Hi, I've found a problem on crash 4.0-2. On x86_64 system, crash causes segmentation fault by executing "bt -f" for the dumpfile created by NMI. My System is as follows. CPU : AMD Opteron(tm) Processor 252 arch : x86_64 memory : 16GB kernel : 2.6.9-22.EL (RHEL4-U2) crash : 4.0-2 (RHEL4-U2) diskdumputils: 1.1.9-4 (RHEL4-U2) The reproduction step is as follows. 1.Boot x86_64 kernel. 2.Start diskdump service. 3.Execute diskdump by pushing the NMI button. 4.Reboot x86_64 kernel. 5.Get the dumpfile by starting diskdump service. 6.Activate crash and execute "bt -f" for the dumpfile. 7.Segmentation fault after printing exception stack. After printing the NMI exception frame, x86_64_low_budget_back_trace_cmd calculates the next bt->frameptr without changing RSP. This will cause the condition bt->frameptr > rsp in line x86_64.c:1097 at x86_64_display_full_frame, causing the following loop to run continuously until it stops with a segmentation fault.
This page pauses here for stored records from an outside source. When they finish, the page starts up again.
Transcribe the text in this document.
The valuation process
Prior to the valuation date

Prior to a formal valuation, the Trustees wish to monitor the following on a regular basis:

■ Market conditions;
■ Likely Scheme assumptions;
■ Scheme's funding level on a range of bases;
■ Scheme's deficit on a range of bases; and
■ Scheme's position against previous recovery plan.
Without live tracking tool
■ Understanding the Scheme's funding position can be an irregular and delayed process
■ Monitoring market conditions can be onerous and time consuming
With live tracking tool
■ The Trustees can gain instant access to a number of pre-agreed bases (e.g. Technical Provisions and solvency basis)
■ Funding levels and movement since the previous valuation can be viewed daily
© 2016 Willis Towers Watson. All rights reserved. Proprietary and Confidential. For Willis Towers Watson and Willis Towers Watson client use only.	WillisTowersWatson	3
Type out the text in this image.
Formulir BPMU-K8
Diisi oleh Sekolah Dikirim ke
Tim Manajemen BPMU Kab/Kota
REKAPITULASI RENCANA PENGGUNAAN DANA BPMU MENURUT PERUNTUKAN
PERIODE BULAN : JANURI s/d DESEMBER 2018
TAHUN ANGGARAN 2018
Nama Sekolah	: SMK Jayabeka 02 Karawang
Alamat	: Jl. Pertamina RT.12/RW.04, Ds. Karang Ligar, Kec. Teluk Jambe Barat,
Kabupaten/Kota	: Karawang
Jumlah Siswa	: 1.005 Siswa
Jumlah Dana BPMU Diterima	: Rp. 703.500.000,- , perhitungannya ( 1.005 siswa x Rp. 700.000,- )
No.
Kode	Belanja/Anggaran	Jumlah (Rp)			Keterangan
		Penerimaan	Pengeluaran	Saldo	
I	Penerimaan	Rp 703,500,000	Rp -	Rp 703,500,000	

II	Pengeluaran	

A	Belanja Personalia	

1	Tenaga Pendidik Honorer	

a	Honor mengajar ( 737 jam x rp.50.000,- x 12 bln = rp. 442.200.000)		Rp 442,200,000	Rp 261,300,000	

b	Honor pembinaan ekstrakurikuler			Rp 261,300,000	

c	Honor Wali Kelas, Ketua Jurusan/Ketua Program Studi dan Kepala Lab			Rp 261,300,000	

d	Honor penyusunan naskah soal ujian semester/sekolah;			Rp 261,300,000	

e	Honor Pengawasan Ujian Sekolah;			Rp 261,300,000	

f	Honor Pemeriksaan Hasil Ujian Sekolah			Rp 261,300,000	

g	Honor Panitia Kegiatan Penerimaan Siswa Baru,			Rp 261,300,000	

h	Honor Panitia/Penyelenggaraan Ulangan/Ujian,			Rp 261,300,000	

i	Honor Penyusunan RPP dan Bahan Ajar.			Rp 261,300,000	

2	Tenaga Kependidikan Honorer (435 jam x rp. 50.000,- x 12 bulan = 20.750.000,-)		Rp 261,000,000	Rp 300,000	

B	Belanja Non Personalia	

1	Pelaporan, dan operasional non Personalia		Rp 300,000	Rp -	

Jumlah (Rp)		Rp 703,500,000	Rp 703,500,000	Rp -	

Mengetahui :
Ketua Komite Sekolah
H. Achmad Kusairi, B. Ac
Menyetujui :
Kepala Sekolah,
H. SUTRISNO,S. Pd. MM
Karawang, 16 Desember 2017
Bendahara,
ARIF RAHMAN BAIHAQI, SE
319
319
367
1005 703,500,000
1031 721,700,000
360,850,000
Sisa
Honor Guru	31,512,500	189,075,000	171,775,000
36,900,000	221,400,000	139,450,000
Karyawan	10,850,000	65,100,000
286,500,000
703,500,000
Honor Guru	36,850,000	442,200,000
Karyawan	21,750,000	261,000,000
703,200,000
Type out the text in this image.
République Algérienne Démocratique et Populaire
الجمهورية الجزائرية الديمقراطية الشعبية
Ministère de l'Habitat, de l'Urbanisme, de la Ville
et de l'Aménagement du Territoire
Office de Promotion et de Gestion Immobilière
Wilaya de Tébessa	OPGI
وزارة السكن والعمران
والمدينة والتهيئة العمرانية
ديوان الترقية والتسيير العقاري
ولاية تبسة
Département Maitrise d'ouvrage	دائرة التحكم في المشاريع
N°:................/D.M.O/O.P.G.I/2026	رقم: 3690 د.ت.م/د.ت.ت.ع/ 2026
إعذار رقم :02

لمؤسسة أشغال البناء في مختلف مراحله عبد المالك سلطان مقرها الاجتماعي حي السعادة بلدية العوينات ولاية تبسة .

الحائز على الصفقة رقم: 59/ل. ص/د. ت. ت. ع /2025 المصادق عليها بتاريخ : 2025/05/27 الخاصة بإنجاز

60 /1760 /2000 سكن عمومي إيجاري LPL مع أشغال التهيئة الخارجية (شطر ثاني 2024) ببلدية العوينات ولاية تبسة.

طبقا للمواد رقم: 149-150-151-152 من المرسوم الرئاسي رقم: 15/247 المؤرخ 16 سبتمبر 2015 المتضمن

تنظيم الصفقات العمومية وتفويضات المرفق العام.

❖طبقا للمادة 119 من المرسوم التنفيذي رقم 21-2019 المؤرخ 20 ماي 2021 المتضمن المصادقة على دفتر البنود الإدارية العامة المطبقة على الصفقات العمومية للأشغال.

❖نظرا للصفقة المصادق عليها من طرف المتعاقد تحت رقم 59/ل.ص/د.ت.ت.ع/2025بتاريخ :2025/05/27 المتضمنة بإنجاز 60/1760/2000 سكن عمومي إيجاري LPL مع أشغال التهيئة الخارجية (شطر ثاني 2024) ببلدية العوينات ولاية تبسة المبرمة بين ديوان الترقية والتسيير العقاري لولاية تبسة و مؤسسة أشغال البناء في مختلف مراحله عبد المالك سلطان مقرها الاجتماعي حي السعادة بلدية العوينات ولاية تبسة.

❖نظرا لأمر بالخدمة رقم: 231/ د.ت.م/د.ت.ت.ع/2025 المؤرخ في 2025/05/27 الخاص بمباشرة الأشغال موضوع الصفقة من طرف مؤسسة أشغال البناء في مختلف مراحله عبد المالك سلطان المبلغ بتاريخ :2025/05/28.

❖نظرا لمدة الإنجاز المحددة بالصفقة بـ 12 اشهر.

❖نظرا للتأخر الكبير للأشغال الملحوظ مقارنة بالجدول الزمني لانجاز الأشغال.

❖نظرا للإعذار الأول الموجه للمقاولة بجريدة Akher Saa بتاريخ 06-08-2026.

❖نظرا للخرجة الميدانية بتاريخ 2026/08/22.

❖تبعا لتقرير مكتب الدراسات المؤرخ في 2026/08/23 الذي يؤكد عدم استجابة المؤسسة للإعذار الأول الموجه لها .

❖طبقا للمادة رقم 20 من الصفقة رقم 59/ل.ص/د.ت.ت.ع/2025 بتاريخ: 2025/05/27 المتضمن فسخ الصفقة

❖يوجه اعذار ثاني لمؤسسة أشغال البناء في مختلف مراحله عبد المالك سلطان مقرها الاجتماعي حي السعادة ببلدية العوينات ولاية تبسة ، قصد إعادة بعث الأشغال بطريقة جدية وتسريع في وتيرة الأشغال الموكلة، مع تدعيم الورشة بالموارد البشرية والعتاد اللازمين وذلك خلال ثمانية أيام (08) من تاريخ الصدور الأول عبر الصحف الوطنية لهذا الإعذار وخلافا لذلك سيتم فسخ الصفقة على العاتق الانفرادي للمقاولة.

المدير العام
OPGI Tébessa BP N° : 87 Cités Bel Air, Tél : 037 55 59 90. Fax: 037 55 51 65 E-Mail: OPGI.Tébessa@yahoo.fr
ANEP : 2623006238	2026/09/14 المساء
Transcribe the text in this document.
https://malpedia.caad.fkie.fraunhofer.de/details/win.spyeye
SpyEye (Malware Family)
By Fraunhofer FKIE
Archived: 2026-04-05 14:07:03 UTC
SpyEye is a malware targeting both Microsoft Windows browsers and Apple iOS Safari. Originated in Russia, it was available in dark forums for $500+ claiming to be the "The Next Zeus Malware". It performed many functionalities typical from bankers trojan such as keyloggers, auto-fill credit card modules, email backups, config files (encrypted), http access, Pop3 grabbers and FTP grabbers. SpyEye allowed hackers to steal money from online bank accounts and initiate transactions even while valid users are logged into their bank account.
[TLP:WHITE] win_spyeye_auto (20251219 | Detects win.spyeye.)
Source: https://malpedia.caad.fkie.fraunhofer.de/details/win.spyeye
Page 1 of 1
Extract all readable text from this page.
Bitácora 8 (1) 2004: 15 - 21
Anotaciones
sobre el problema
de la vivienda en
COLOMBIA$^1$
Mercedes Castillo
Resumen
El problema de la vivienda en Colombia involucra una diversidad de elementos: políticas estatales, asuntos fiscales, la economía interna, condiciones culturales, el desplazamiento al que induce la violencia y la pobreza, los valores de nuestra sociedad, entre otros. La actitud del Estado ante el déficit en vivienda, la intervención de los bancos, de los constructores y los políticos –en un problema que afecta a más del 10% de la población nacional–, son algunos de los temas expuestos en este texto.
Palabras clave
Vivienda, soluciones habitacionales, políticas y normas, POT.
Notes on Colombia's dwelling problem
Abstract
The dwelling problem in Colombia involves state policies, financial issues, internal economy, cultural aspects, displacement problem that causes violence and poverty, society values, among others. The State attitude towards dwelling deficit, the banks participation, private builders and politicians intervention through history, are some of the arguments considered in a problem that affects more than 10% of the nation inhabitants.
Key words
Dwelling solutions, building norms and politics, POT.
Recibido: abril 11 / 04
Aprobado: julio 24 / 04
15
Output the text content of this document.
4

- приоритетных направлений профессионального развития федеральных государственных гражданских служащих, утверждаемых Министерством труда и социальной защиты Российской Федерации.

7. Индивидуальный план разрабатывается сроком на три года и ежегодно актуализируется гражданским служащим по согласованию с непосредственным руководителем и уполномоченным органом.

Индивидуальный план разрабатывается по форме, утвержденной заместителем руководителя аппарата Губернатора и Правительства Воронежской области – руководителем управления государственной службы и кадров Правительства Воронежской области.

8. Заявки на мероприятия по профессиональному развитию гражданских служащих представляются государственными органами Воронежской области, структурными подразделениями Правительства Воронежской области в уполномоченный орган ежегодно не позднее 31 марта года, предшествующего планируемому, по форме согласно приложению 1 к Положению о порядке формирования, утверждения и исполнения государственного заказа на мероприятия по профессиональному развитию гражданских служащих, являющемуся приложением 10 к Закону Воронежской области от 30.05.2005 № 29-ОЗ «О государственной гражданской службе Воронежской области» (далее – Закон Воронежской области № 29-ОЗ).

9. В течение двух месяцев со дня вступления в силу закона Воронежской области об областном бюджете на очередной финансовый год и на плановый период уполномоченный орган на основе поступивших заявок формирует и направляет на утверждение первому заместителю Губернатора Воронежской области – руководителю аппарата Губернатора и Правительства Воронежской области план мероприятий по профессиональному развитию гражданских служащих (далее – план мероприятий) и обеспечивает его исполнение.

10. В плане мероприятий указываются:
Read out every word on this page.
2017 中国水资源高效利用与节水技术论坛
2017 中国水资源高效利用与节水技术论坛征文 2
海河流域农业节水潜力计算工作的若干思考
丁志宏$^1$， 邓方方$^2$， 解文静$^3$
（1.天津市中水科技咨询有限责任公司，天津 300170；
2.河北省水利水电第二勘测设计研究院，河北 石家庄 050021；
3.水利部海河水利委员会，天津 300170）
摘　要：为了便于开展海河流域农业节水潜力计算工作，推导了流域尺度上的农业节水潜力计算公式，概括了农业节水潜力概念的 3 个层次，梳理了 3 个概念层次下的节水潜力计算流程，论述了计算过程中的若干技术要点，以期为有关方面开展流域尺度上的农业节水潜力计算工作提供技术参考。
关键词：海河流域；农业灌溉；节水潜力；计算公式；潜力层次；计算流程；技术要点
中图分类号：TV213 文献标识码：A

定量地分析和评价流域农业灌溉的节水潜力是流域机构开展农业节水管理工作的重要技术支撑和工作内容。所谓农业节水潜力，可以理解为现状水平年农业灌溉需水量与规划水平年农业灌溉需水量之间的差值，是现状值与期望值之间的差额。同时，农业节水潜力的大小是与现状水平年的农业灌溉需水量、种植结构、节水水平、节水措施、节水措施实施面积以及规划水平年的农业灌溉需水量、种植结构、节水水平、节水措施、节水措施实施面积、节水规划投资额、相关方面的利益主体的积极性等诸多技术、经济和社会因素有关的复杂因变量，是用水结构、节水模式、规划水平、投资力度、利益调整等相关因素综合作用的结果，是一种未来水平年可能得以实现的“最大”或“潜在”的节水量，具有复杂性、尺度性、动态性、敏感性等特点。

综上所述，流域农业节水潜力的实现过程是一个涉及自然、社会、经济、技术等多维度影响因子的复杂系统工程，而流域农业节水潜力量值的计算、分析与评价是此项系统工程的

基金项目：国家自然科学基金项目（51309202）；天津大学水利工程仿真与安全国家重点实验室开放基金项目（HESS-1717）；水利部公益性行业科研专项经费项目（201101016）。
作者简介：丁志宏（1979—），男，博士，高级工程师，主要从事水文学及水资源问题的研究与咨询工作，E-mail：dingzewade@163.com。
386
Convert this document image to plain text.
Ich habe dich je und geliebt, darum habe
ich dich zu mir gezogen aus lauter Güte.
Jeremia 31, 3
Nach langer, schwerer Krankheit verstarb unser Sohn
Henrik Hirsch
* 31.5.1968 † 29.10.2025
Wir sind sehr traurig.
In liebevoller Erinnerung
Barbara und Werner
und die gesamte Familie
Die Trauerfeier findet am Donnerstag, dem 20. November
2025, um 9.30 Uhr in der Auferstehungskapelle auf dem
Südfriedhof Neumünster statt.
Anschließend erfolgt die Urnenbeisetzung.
The attached patch adds the sanity check (bt->frameptr < rsp) in x86_64_display_full_frame. The following example describes this problem when NMI occurs within "default_idle". @x86_64_low_budget_back_trace_cmd (x86_64.c:1367) 1.about Exception Stack (x86_64.c:1416) a. Print Exception Stack. b. Print Register Info(RIP,RSP) from Exception Stack as function before NMI exception. The RIP points the text in "default_idle". But the area pointed by RSP keeps the address of the text in "cpu_idle", because RSP doesn't change while "default_idle" is running. c. bt->frameptr = RSP + sizeof(ulong). 2.about Process Stack (x86_64.c:1655) a. Try to print stack of "cpu_idle" in x86_64_display_full_frame. b. bt->frameptr > RSP because of Section 1.c. c. Cause segmentation fault. Ken'ichi Ohmichi
Attachment:
crash.patch
Description: Binary data